A la moitié de l’année 2019, il roulait en France un peu plus de 100.000 véhicules alimentés au superéthanol. Si plus de 30.000 étaient des exemplaires flexfuel d’origine – principalement, des Dacia, Renault et Ford -, plus de 70.000 avaient été convertis grâce à un boîtier de seconde monte. Pour 2019, la filière s’attend à 40.000 nouvelles installations. Une opération qui bénéficie parfois d’aides de collectivités locales.

+ ceux qui roulent sans boîtier

Dans ces 100.000 véhicules recensés en France capables de rouler à l’éthanol, ne sont pas comptabilisés ceux qui circulent avec une proportion plus ou moins grande d’E85, sans pose d’un boîtier spécifique. Ce sont tout aussi bien des modèles équipés d’un moteur essence à carburateur, injection directe, ou injection indirecte.

Internet offre une tribune à nombre d’automobilistes qui ont décidé de franchir ainsi le pas. Le plus souvent, ce sont des utilisateurs de véhicules déjà fortement kilométrés et âgés, avec lesquels il est question de rouler à l’économie, tout en réduisant les fumées, polluants et odeurs à l’échappement.

Nombre d’entre eux témoignent rouler au superéthanol sans boîtier depuis plusieurs années, et sans gros problèmes particuliers. Ils ont commencé par un mélange à 10% d’E85 avec du SP95, puis 20%, 50%… et jusqu’à 100% pour certains. Des proportions révisables selon la saison.

Boîtier ou pas ?

La raison d’être d’un boîtier flexfuel est de permettre de conserver le bon rendement du moteur grâce à un mélange air-carburant adapté (voir notre article spécifique sur le sujet). Ainsi, un bloc essence est conçu pour fonctionner avec un produit dans une proportion d’1 gramme de SP95 + 14,7 g d’air. Avec du superéthanol, l’apport d’air doit redescendre à 9 g.
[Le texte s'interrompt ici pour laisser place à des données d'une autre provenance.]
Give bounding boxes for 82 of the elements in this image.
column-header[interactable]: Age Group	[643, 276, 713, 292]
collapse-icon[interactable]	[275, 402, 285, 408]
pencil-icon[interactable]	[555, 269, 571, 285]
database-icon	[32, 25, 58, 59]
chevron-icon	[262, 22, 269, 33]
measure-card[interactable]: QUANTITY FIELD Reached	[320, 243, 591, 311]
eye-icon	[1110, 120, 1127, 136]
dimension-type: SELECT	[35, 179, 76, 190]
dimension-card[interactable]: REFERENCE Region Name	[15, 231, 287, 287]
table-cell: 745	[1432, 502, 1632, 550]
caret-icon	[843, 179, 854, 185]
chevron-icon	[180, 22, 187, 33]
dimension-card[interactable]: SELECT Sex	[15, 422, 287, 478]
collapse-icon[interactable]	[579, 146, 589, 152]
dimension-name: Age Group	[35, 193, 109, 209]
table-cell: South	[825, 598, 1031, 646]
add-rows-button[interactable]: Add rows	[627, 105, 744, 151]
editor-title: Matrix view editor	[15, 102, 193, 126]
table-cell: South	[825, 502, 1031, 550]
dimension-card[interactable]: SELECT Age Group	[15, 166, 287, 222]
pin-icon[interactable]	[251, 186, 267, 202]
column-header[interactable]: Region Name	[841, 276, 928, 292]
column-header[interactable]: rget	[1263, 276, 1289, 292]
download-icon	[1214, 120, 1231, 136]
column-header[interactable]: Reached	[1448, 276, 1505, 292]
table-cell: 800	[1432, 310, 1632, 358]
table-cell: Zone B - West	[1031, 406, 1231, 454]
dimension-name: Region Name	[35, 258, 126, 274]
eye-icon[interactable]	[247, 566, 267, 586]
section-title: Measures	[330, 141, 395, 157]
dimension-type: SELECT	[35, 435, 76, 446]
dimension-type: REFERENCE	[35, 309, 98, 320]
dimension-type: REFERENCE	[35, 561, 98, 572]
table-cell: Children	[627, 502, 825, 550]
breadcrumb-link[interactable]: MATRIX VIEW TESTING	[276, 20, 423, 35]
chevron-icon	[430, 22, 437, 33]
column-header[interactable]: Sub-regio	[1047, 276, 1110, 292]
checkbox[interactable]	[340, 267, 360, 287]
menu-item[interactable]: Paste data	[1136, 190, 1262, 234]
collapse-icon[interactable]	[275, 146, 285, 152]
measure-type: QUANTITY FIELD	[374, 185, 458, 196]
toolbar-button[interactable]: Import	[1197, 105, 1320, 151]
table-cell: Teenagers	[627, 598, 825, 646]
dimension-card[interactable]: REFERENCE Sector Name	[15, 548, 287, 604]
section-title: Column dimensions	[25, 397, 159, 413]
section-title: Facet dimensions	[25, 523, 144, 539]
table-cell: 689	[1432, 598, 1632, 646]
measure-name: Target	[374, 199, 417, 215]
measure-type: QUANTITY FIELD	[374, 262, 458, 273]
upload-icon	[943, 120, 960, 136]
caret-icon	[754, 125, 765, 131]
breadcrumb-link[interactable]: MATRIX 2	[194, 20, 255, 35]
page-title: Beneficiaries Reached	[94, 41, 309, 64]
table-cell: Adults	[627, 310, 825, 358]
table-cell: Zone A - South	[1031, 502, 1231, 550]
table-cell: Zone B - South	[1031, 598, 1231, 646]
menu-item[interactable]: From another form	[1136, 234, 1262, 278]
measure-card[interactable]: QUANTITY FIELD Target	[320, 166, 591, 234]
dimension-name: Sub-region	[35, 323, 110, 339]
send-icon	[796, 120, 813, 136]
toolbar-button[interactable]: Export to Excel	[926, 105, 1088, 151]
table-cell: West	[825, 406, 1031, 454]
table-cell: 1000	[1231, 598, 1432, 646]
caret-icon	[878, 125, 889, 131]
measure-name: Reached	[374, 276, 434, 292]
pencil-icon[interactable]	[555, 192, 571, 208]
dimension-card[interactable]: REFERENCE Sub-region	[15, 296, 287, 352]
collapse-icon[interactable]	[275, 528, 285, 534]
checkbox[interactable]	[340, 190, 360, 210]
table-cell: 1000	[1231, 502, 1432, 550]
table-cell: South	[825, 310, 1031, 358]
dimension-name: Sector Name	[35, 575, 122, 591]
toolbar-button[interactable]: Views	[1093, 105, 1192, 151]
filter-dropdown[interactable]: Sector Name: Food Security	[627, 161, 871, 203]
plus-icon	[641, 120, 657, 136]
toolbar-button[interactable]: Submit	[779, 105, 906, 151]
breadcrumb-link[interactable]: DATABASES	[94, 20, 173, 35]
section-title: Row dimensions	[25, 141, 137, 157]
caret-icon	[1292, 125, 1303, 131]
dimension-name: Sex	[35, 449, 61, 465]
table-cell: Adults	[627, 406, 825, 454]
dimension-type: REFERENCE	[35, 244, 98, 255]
Sans boîtier, l’E85 brûlera plus vite. D’où une surconsommation par rapport à l’essence plus importante encore, une puissance diminuée et un échauffement anormal de la culasse qui peut se traduire par une déformation des soupapes, une destruction des bougies, etc. En outre, si le véhicule est équipé d’un catalyseur, celui-ci pourrait être endommagé.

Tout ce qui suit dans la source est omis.